The Brazilian Jazz ensemble presents songs from the great Tom Jobim, including some of his greatest hits and other hidden gems, sung both in English and Portuguese.
Music Director: Goio Lima (flutes and arrangements)
Voices: Victoria Lozano and Alex Manfredo
Acoustic guitar: Beto Rodrigues
Double bass: Eli Naragon
Drums: Chris Morrow
Trombones: Max Yearley and Jeremiah StJohn
Percussion: Dominic Gomes
List of songs:
2- How Insensitive
2- One note samba
3- No more blues
4- Skate board
8- Outra vez
9- Double rainbow
10- Girl from Ipanema
11- Two kites
Antônio Carlos Jobim, in full Antônio Carlos Brasileiro de Almeida, byname Tom Jobim, (born January 25, 1927, Rio de Janeiro, Brazil—died December 8, 1994, New York, New York, U.S.), Brazilian songwriter, composer, and arranger who transformed the extroverted rhythms of the Brazilian samba into an intimate music: the bossa nova (“new trend”), which became internationally popular in the 1960s.
“Tom” Jobim—as he was popularly known—first began playing piano when he was 14 years old, on an instrument given to his sister by their stepfather. He quickly showed an aptitude for music, and his stepfather sent him to a series of highly accomplished classically trained musicians for lessons. During the course of his studies, Jobim was particularly inspired by the music of Brazilian composer Heitor Villa Lobos (1887–1959), whose Western classical works regularly employed Brazilian melodic and rhythmic materials. When it came time to choose a career, Jobim initially showed no interest in pursuing music professionally, opting instead to become an architect. He soon became disenchanted with the choice, however, and left the field to devote himself fully to music.

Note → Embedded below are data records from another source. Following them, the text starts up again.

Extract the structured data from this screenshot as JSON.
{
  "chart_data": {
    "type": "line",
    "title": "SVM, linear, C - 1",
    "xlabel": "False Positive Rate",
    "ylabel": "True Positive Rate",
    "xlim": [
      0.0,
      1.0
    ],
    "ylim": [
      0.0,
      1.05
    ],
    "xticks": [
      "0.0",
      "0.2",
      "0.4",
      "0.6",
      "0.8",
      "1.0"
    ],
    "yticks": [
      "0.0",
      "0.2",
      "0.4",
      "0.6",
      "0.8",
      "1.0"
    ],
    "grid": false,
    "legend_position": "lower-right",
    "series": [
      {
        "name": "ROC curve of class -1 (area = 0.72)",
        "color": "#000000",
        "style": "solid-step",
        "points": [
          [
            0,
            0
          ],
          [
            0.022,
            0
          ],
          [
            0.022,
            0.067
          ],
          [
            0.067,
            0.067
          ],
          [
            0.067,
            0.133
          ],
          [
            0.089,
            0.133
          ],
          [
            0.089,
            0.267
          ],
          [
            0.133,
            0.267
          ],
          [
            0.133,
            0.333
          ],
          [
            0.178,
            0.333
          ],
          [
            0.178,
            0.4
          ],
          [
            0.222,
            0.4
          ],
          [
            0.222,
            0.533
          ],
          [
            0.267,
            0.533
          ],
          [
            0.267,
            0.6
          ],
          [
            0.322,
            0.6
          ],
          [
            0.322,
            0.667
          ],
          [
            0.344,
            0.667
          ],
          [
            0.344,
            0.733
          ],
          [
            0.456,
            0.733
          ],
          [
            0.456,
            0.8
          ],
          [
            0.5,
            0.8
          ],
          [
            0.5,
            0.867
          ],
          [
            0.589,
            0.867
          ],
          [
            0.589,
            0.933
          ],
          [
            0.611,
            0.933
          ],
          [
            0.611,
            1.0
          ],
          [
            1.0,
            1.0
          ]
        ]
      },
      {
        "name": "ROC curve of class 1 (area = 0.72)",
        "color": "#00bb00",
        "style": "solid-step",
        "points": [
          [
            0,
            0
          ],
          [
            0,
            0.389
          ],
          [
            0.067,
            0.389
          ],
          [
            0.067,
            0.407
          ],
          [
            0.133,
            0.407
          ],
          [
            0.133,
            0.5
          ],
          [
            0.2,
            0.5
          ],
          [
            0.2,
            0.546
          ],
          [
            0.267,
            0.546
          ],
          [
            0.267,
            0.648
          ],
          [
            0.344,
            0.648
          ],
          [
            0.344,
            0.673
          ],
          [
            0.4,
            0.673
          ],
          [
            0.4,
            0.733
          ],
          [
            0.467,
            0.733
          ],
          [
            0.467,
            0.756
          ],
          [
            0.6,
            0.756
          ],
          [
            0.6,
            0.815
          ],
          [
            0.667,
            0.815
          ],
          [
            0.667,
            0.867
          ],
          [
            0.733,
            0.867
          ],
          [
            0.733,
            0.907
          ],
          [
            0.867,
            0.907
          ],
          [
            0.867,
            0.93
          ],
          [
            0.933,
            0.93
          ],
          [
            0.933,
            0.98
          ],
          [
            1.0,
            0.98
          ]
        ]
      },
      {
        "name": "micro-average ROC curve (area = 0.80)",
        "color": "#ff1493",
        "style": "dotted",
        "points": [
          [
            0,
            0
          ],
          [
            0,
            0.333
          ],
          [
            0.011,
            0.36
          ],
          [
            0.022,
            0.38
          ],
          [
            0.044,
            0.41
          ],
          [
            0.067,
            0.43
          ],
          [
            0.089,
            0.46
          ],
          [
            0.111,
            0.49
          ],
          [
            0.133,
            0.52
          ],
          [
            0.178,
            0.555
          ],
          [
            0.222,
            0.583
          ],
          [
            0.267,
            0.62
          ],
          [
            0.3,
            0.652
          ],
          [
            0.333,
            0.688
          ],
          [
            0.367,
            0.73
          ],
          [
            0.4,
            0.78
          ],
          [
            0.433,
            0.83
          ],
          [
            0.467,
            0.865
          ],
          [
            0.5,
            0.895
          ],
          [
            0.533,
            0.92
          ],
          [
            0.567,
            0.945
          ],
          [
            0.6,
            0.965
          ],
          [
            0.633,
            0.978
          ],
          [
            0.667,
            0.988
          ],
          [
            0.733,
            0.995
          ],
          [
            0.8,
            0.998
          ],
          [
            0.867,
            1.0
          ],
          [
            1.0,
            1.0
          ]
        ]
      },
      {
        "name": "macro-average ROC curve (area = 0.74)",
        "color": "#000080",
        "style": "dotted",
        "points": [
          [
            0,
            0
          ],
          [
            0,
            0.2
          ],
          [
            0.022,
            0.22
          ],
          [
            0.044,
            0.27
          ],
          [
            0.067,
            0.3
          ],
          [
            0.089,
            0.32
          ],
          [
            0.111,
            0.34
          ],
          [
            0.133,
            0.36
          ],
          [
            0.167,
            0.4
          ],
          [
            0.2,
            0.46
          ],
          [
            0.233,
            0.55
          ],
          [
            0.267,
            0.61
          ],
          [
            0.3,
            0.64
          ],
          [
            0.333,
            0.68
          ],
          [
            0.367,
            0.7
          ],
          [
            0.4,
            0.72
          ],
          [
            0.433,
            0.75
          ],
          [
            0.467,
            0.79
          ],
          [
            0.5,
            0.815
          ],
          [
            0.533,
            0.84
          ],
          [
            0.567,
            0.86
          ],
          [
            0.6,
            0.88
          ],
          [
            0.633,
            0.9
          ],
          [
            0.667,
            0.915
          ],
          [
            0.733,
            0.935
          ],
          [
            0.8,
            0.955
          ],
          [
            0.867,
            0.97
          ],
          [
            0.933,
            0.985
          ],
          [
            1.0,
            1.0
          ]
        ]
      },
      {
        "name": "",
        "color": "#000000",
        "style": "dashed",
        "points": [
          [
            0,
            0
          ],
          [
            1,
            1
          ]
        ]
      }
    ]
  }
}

Jobim subsequently performed in the clubs of Rio de Janeiro, transcribed songs for composers who could not write music, and arranged music for various recording artists before becoming music director of Odeon Records, one of the largest record companies in Brazil. In 1958 he began collaborating with singer-guitarist Joao Gilberto, whose recording of Jobim’s song “Chega de Saudade” (1958; “No More Blues”) is widely recognized as the first bossa nova single. Although the song itself met a cold reception, the bossa nova album that bears its name—Chega de Saudade (1959)—took Brazil by storm the following year. Also in 1959, Jobim and composer Luís Bonfá became noted for their collaboration with lyricist Vinicius de Moraes on the score for Orfeu negro (Black Orpheus), which won an Academy Award for best foreign film. By the early 1960s, Jobim’s music was being played around the world.